FARMINGTON, Mo. — The wife of a slain Missouri Ku Klux Klan leader said in a letter from jail that she was the one who pulled the trigger, not her son. The St. Louis Post-Dispatch reports that Malissa Ancona and her son, Paul Edward Jinkerson Jr., face charges that include first-degree murder in the death of Frank Ancona, who called himself an "imperial wizard" of the Ku Klux Klan.

Last year, she agreed to testify against her son. She originally told police that Jinkerson shot his stepfather after he asked her for a divorce.

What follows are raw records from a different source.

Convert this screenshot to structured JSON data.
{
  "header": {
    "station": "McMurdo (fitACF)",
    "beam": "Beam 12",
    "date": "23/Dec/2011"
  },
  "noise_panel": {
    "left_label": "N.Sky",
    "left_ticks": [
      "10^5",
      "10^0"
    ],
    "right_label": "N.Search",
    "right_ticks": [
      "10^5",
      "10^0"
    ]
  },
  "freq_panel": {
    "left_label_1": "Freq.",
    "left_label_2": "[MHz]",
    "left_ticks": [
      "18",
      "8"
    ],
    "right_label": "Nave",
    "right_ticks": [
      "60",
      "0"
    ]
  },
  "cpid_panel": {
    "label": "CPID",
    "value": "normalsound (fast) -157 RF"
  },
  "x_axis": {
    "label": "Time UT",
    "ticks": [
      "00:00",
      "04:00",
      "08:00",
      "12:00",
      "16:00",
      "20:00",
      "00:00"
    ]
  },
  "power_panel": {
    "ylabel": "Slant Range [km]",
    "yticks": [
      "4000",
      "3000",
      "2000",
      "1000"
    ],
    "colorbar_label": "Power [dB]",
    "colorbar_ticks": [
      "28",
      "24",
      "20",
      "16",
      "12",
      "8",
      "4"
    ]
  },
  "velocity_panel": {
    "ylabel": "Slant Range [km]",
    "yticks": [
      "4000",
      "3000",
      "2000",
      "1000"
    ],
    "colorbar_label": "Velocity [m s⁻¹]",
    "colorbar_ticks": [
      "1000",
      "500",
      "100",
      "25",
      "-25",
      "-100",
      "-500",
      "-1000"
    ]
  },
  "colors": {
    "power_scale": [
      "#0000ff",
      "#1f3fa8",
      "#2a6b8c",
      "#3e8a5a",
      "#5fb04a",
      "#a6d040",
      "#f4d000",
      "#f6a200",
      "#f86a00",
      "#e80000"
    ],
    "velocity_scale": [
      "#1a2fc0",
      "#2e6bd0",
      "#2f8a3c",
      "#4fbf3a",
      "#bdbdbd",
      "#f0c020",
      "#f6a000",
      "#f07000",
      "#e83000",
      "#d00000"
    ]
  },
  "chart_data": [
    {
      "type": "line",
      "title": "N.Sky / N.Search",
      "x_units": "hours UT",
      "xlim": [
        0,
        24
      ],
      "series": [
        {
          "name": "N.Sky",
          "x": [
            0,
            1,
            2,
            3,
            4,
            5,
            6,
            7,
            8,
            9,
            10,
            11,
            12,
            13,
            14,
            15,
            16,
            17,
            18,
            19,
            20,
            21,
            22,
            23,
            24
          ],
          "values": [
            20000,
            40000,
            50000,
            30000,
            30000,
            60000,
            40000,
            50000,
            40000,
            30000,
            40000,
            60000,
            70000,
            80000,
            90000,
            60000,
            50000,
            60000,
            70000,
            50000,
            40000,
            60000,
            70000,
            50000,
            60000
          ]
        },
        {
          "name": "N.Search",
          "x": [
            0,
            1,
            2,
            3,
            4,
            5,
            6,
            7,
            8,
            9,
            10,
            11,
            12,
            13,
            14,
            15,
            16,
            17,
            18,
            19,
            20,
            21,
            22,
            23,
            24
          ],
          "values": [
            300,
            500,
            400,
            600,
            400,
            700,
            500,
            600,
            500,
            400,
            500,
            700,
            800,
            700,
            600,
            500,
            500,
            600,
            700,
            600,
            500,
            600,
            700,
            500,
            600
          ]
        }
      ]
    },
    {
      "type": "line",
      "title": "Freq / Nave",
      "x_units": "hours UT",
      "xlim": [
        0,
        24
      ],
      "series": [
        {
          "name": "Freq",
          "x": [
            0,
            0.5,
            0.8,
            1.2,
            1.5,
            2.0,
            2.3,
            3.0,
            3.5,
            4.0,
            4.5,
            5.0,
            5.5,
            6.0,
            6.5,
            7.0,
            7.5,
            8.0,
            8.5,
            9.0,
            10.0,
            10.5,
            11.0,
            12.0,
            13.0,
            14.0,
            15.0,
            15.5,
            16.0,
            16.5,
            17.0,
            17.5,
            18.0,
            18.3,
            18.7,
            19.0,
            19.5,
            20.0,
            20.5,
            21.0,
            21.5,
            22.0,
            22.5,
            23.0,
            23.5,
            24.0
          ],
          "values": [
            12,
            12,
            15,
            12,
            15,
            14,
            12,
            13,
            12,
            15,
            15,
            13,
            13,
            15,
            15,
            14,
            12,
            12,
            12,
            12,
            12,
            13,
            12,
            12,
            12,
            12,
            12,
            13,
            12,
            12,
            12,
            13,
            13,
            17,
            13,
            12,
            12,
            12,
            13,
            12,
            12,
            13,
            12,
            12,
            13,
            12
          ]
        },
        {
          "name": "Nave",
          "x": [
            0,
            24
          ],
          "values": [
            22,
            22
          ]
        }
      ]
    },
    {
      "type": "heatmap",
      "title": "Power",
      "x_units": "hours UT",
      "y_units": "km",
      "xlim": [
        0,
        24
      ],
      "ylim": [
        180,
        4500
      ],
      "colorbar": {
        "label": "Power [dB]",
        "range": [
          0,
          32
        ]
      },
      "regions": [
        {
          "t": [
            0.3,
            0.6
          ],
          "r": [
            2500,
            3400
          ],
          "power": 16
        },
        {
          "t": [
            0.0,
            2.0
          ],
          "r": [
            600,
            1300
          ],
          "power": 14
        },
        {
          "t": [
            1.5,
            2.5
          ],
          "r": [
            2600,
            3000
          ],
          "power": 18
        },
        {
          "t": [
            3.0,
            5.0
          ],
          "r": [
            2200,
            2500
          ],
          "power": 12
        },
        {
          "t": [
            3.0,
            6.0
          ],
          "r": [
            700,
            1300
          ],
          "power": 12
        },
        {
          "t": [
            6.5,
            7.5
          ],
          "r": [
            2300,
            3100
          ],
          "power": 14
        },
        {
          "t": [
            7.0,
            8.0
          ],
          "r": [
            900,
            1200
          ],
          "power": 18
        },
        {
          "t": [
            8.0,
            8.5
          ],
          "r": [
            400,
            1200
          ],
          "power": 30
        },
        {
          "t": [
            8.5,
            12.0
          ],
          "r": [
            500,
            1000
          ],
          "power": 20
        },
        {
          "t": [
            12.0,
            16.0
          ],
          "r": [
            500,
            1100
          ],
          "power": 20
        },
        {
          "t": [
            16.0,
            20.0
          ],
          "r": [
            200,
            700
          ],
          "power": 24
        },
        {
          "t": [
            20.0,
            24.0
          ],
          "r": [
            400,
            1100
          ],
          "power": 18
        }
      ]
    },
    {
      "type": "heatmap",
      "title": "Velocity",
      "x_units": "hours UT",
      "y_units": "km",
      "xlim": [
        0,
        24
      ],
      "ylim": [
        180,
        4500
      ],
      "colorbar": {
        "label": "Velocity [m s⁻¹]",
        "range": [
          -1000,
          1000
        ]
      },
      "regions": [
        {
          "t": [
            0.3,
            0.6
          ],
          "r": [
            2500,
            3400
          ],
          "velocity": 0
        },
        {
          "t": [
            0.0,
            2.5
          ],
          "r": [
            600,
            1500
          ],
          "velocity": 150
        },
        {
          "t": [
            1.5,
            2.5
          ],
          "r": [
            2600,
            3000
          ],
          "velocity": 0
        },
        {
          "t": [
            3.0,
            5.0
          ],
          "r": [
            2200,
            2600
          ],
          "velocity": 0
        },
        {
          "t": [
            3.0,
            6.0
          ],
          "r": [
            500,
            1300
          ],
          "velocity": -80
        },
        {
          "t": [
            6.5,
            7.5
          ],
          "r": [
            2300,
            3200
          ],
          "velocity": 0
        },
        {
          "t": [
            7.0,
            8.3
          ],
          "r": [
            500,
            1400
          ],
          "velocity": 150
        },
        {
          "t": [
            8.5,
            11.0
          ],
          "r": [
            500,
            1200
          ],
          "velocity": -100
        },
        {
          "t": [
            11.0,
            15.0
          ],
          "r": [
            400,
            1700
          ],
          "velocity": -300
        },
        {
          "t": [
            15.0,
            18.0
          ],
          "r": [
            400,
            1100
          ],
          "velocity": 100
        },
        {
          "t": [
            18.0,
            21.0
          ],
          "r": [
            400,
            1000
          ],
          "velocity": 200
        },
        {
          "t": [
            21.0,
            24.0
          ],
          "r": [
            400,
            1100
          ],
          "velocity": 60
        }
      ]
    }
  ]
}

Several hours before her arrest, Malissa Ancona said in an interview with CBS affiliate KMOV-TV that her husband had gone missing but then gave two different accounts of the circumstances surrounding his disappearance. First she said she thought she had to wait 48 hours to report him missing, and then said she thought he took off.

The body of the 51-year-old was eventually found in February 2017 outside of Belgrade, which is about 70 miles (110 kilometers) miles south of St. Louis. At the time, Ancona allegedly told police her son killed her husband while she was asleep. But in a September letter to Judge Wendy Wexler Horn, Ancon said: "He did not pull the trigger (I DID)."

The next hearing in her case is set for April. Jinkerson's trial starts in May.